With regards to treating your son's symptoms, obsessions and compulsions respond quite well to a combined treatment that includes cognitive-behavioral therapy and anti-anxiety medication if they are severe enough to cause distress. This treatment should occur from a psychologist and a pediatric psychiatrist collaborating and communicating frequently. Occupational therapy may help your son get the sensory input he craves, though the research does not show that it is likely to produce strong results. Evidence indicates that the psychotherapy and psychiatric treatment should be your priority. The school is unlikely to provide much sensory integration therapy, as they are bound to address only motor problems that have a demonstrable educational impact (see www.nichcy.org for more information about special education).

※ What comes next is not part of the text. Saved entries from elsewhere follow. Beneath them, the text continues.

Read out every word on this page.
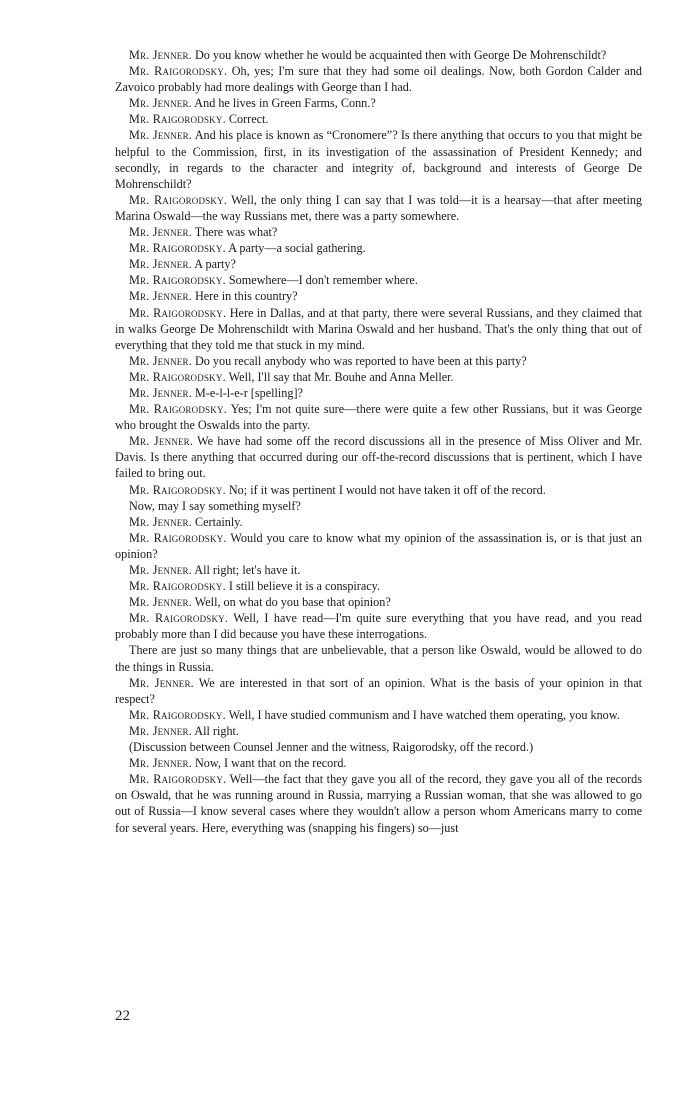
Mr. Jenner. Do you know whether he would be acquainted then with George De Mohrenschildt?

Mr. Raigorodsky. Oh, yes; I'm sure that they had some oil dealings. Now, both Gordon Calder and Zavoico probably had more dealings with George than I had.

Mr. Jenner. And he lives in Green Farms, Conn.?

Mr. Raigorodsky. Correct.

Mr. Jenner. And his place is known as “Cronomere”? Is there anything that occurs to you that might be helpful to the Commission, first, in its investigation of the assassination of President Kennedy; and secondly, in regards to the character and integrity of, background and interests of George De Mohrenschildt?

Mr. Raigorodsky. Well, the only thing I can say that I was told—it is a hearsay—that after meeting Marina Oswald—the way Russians met, there was a party somewhere.

Mr. Jenner. There was what?

Mr. Raigorodsky. A party—a social gathering.

Mr. Jenner. A party?

Mr. Raigorodsky. Somewhere—I don't remember where.

Mr. Jenner. Here in this country?

Mr. Raigorodsky. Here in Dallas, and at that party, there were several Russians, and they claimed that in walks George De Mohrenschildt with Marina Oswald and her husband. That's the only thing that out of everything that they told me that stuck in my mind.

Mr. Jenner. Do you recall anybody who was reported to have been at this party?

Mr. Raigorodsky. Well, I'll say that Mr. Bouhe and Anna Meller.

Mr. Jenner. M-e-l-l-e-r [spelling]?

Mr. Raigorodsky. Yes; I'm not quite sure—there were quite a few other Russians, but it was George who brought the Oswalds into the party.

Mr. Jenner. We have had some off the record discussions all in the presence of Miss Oliver and Mr. Davis. Is there anything that occurred during our off-the-record discussions that is pertinent, which I have failed to bring out.

Mr. Raigorodsky. No; if it was pertinent I would not have taken it off of the record.

Now, may I say something myself?

Mr. Jenner. Certainly.

Mr. Raigorodsky. Would you care to know what my opinion of the assassination is, or is that just an opinion?

Mr. Jenner. All right; let's have it.

Mr. Raigorodsky. I still believe it is a conspiracy.

Mr. Jenner. Well, on what do you base that opinion?

Mr. Raigorodsky. Well, I have read—I'm quite sure everything that you have read, and you read probably more than I did because you have these interrogations.

There are just so many things that are unbelievable, that a person like Oswald, would be allowed to do the things in Russia.

Mr. Jenner. We are interested in that sort of an opinion. What is the basis of your opinion in that respect?

Mr. Raigorodsky. Well, I have studied communism and I have watched them operating, you know.

Mr. Jenner. All right.

(Discussion between Counsel Jenner and the witness, Raigorodsky, off the record.)

Mr. Jenner. Now, I want that on the record.

Mr. Raigorodsky. Well—the fact that they gave you all of the record, they gave you all of the records on Oswald, that he was running around in Russia, marrying a Russian woman, that she was allowed to go out of Russia—I know several cases where they wouldn't allow a person whom Americans marry to come for several years. Here, everything was (snapping his fingers) so—just

22
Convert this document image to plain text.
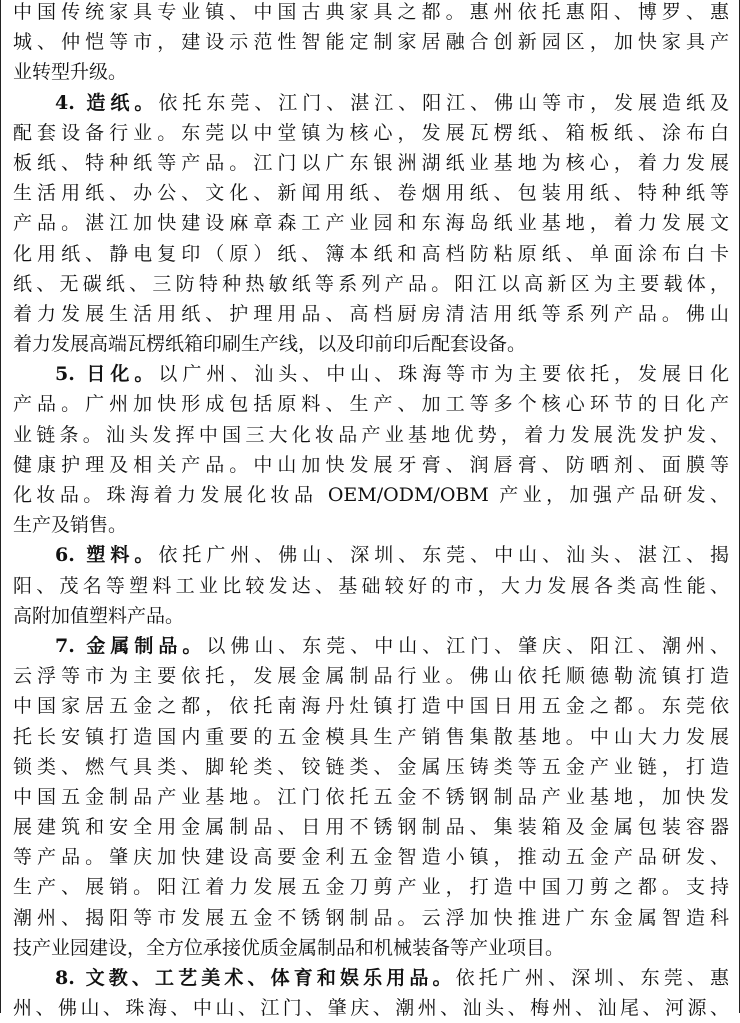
中国传统家具专业镇、中国古典家具之都。惠州依托惠阳、博罗、惠
城、仲恺等市，建设示范性智能定制家居融合创新园区，加快家具产
业转型升级。
4. 造纸。依托东莞、江门、湛江、阳江、佛山等市，发展造纸及
配套设备行业。东莞以中堂镇为核心，发展瓦楞纸、箱板纸、涂布白
板纸、特种纸等产品。江门以广东银洲湖纸业基地为核心，着力发展
生活用纸、办公、文化、新闻用纸、卷烟用纸、包装用纸、特种纸等
产品。湛江加快建设麻章森工产业园和东海岛纸业基地，着力发展文
化用纸、静电复印（原）纸、簿本纸和高档防粘原纸、单面涂布白卡
纸、无碳纸、三防特种热敏纸等系列产品。阳江以高新区为主要载体，
着力发展生活用纸、护理用品、高档厨房清洁用纸等系列产品。佛山
着力发展高端瓦楞纸箱印刷生产线，以及印前印后配套设备。
5. 日化。以广州、汕头、中山、珠海等市为主要依托，发展日化
产品。广州加快形成包括原料、生产、加工等多个核心环节的日化产
业链条。汕头发挥中国三大化妆品产业基地优势，着力发展洗发护发、
健康护理及相关产品。中山加快发展牙膏、润唇膏、防晒剂、面膜等
化妆品。珠海着力发展化妆品 OEM/ODM/OBM 产业，加强产品研发、
生产及销售。
6. 塑料。依托广州、佛山、深圳、东莞、中山、汕头、湛江、揭
阳、茂名等塑料工业比较发达、基础较好的市，大力发展各类高性能、
高附加值塑料产品。
7. 金属制品。以佛山、东莞、中山、江门、肇庆、阳江、潮州、
云浮等市为主要依托，发展金属制品行业。佛山依托顺德勒流镇打造
中国家居五金之都，依托南海丹灶镇打造中国日用五金之都。东莞依
托长安镇打造国内重要的五金模具生产销售集散基地。中山大力发展
锁类、燃气具类、脚轮类、铰链类、金属压铸类等五金产业链，打造
中国五金制品产业基地。江门依托五金不锈钢制品产业基地，加快发
展建筑和安全用金属制品、日用不锈钢制品、集装箱及金属包装容器
等产品。肇庆加快建设高要金利五金智造小镇，推动五金产品研发、
生产、展销。阳江着力发展五金刀剪产业，打造中国刀剪之都。支持
潮州、揭阳等市发展五金不锈钢制品。云浮加快推进广东金属智造科
技产业园建设，全方位承接优质金属制品和机械装备等产业项目。
8. 文教、工艺美术、体育和娱乐用品。依托广州、深圳、东莞、惠
州、佛山、珠海、中山、江门、肇庆、潮州、汕头、梅州、汕尾、河源、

Disclaimer: These posts in response to Medhelp.com questions are intended to be informational only. They should never be considered a substitute for face-to-face medical and mental health care by a qualified practitioner. Answering Medhelp questions is not intended to create or imply a patient-clinician relationship. Information presented in posts is not intended to give or to rule-out a diagnosis.
Don't any of the experts here have any experience on PANDAS/OCD/tics ? I believe it is a spectrum disorder. I need some support. Why are Dr's not better informed on how to treat something that literally changes your child's personality overnight? What should I be doing for my child? He has a compulsive need to stand up on his curled toes and apply pressure. Could this cause nerve damage? What about the sensory issues? Who do you suggest I take him to to treat the strep reaction? He obsesses on fixed interests. How can Dr's dispute this exists while children are out there suffering? As a parent having your child exhibit these behaviors and having to give them anti psychotic drugs at age six is horrible. I need a way to get him better and to get back the happy child he wants to be! Help?